The Problem with Taking the Bible Too Seriously

Notes & Transcripts


  1. We used to live in Kentucky. In our town was a church that believed you must observe the Lord’s Supper with wine, not grape juice, since that is what Jesus used. As I recall, they also met in an upper room.
    • Ridiculous, you probably say.
    • Why would that matter? What possible good is served by such literalism.
  2. But the religious landscape is filled with such stories. Well-meaning people go far beyond respect to mindless observation and “obedience.”
    • The Jehovah’s Witnesses believe that only 144,000 people will go to heaven. This is based on a literal interpretation based on Revelation 7;14 and 14;1.
    • Some churches insist that their women wear head coverings based on 1 Corinthians 11;5.
    • Other churches will not allow women to participate in public ways in church based on 1 Timothy 2:12.
    • A small group of churches in the Appalachians handles live, poisonous snakes during their worship service, based on Mark 16:18.
  3. These people should not be ridiculed because of a sincere desire to obey the Bible. However, it should be observed that this approach to interpretation has produced a great number of problems both in divisions across Christendom as well as in the credibility of the Christian faith. Who wants to be a part of a religious tradition that drapes rattlesnakes and copper mouths around their necks?
  4. Today in our look at Christian apologetics we’re going to examine the idea of how to approach the Bible as it was intended.
    • The “science” of interpretation is called hermeneutics.
    • You use hermeneutics every day, every time you read something that requires interpretation: the comic strips, a road sign, the newspaper, or a business document.
    • There are certain rules that comprise good hermeneutics that we will discuss in this sermon.

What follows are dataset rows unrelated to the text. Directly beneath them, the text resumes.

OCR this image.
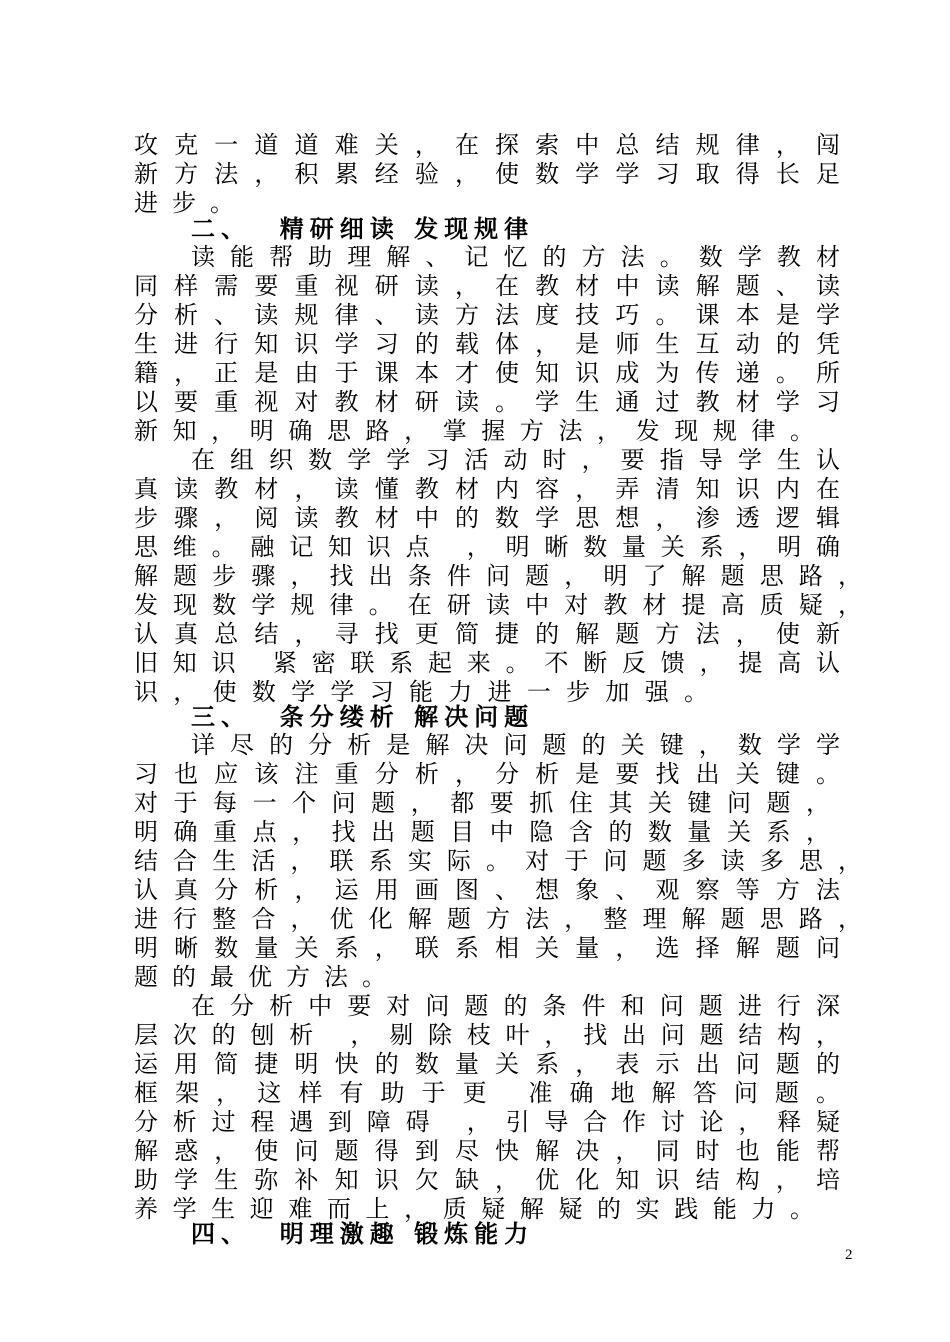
攻克一道道难关，在探索中总结规律，闯
新方法，积累经验，使数学学习取得长足
进步。
二、  精研细读 发现规律
读能帮助理解、记忆的方法。数学教材
同样需要重视研读，在教材中读解题、读
分析、读规律、读方法度技巧。课本是学
生进行知识学习的载体，是师生互动的凭
籍，正是由于课本才使知识成为传递。所
以要重视对教材研读。学生通过教材学习
新知，明确思路，掌握方法，发现规律。
在组织数学学习活动时，要指导学生认
真读教材，读懂教材内容，弄清知识内在
步骤，阅读教材中的数学思想，渗透逻辑
思维。融记知识点 ，明晰数量关系，明确
解题步骤，找出条件问题，明了解题思路，
发现数学规律。在研读中对教材提高质疑，
认真总结，寻找更简捷的解题方法，使新
旧知识 紧密联系起来。不断反馈，提高认
识，使数学学习能力进一步加强。
三、  条分缕析 解决问题
详尽的分析是解决问题的关键，数学学
习也应该注重分析，分析是要找出关键。
对于每一个问题，都要抓住其关键问题，
明确重点，找出题目中隐含的数量关系，
结合生活，联系实际。对于问题多读多思，
认真分析，运用画图、想象、观察等方法
进行整合，优化解题方法，整理解题思路，
明晰数量关系，联系相关量，选择解题问
题的最优方法。
在分析中要对问题的条件和问题进行深
层次的刨析 ，剔除枝叶，找出问题结构，
运用简捷明快的数量关系，表示出问题的
框架，这样有助于更 准确地解答问题。
分析过程遇到障碍 ，引导合作讨论，释疑
解惑，使问题得到尽快解决，同时也能帮
助学生弥补知识欠缺，优化知识结构，培
养学生迎难而上，质疑解疑的实践能力。
四、  明理激趣 锻炼能力
2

I. What is the purpose of Scripture?

  1. When Paul wrote to the young man Timothy, he did so to instruct him about reclaiming his ministry, which Timothy had neglected for some reason.
  2. His instructions are a basic manual in building healthy churches.
    • Among other things, Paul told Timothy to “insist on and teach” these things.
    • Set the believers a [good] example so that they will respect you.
    • Give attention to the public reading of scripture. Paul believed this was a necessary part of church life.
  3. Writing to the Romans, Paul explained the importance and function of Scripture. “Whatever was written…was written for our instruction, so that by steadfastness and encouragement of the scriptures we might have hope.” Romans 15:4.
  4. He told Timothy in his second letter to him that scripture is “useful for teaching, reproof, correction, and training….so that [we] may be proficient, equipped for every good work.” 2 Timothy 3:16.
  5. Luke told Theophilus, the recipient of the Gospel of Luke, that he wrote the Gospel after careful investigation “so that you may know the truth concerning the things about which you have been instructed.” Luke 1:4.
  6. So scripture has a purpose, and its writers mean for us to take it seriously.

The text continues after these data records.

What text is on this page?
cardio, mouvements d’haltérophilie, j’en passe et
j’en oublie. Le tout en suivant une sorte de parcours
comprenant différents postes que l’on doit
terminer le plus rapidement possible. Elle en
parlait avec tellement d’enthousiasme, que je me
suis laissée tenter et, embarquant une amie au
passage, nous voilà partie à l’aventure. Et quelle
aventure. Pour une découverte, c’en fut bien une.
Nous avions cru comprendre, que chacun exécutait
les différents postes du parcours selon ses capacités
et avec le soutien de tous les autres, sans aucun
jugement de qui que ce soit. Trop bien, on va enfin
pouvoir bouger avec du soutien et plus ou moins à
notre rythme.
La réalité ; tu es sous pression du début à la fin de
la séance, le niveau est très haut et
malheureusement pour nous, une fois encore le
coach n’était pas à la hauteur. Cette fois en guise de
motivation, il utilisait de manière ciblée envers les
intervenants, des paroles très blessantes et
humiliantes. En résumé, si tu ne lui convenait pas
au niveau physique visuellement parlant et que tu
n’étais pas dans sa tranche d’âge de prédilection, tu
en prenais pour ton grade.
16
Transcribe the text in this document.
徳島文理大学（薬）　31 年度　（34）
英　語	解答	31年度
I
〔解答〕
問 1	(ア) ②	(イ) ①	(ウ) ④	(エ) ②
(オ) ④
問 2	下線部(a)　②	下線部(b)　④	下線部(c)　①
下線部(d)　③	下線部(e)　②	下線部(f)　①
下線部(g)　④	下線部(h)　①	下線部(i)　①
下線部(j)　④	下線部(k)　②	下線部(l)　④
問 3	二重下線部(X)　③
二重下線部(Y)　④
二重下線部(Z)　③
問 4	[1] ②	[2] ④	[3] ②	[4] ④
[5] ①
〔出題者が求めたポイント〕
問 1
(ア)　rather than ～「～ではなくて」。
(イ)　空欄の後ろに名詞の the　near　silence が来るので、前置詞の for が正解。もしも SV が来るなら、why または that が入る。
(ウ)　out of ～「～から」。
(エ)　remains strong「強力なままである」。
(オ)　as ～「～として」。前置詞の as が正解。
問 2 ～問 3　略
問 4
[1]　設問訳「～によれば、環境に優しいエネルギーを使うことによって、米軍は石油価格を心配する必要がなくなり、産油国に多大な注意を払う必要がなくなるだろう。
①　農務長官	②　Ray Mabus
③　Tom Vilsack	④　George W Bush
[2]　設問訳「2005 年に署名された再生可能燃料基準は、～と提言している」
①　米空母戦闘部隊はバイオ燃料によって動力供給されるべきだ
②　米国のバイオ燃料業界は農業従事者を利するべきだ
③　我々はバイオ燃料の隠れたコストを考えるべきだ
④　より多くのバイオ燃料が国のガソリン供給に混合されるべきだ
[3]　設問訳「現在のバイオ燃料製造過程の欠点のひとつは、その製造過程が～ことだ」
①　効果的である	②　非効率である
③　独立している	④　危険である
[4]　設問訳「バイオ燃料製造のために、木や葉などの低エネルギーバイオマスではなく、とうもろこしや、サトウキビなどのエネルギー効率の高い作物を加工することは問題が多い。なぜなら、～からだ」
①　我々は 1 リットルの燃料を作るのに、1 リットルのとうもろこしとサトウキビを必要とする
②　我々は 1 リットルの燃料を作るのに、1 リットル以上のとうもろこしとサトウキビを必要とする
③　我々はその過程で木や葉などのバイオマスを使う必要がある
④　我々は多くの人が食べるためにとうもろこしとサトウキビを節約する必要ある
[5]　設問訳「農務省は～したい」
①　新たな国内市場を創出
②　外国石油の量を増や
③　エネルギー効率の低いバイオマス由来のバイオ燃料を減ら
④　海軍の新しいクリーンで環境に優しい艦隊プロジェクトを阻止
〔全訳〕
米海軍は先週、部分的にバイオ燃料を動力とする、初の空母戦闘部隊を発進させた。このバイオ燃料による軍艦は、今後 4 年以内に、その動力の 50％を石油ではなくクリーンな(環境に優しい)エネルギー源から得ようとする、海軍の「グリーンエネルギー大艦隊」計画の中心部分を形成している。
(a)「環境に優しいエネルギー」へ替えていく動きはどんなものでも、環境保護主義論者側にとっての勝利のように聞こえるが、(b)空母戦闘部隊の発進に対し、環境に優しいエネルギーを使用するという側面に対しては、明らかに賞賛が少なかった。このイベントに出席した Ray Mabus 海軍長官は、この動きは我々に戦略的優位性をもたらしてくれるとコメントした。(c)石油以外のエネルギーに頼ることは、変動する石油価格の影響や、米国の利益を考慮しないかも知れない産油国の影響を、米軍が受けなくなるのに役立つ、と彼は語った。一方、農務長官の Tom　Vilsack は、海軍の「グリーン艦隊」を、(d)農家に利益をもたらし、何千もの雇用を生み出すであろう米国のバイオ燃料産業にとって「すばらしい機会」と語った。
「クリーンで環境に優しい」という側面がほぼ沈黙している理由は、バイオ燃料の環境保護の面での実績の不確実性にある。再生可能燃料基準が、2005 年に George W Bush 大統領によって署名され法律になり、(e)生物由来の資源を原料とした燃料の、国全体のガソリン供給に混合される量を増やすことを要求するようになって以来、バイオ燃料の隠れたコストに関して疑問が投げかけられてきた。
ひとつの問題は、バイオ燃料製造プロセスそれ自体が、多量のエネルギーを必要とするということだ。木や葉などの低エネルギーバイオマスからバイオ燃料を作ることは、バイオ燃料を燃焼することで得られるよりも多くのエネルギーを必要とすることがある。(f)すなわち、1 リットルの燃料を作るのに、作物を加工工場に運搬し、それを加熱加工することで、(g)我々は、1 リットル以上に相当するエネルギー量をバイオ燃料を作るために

II. What does a text mean?

  1. First a word about the knowability of texts: In literary circles there has been a school of thought that texts have meaning apart from their author. T.S. Eliot and Ezra Pound are examples of such.
  2. This school sought to banish the original author as the determiner of meaning and in so doing banished the only compelling normative principle that could lend validity to an interpretation.
  3. You can see the problems with this. A text of scripture is wrested from its original purpose and meaning. The author has no say in the future meaning of the text.
    • E.D. Hirsch Jr. Validity in Interpretation, said, “…the text had to represent somebody’s meaning—if not the author’s, then the critic’s. “ Page 3.
    • Further, “To banish the original author as the determiner of meaning was to reject the only compelling normative principle that could lend validity to an interpretation.” Page 5.
  4. Based on what we know scripture says it is for, we can assume that there is an implied meaning that is to accompany it. Not something that is imposed on the text by creative interpreters who ignore authorial intent.

III. Interpretation and Apologetics:

  1. The subject of interpretation is important to apologetics because unless one has a credible way of reading and understanding scripture there will be no credibility with others.
  2. Respect and intelligence with the text builds credibility with those we seek to teach and influence.
  3. Additionally, teaching smart methods of interpretation helps to build maturity and strength in those being taught.
  4. How many times have you seen someone abandon what they had because analysis created disillusionment and cynicism?
    • Maybe a church family that was inordinately strict.
    • Or a favorite proof text that proved to teach something else than what it was said to teach.
    • Or a failure to represent God in a way that is consistent with scripture.
    • Fee and Stuart comment about how some will apply a specific portion of a text very literally but not the whole text as in the case of tongues speaking and women keeping silent in 1 Corinthians 14:26-40.
    • Or the health and wealth gospel of Joel Osteen.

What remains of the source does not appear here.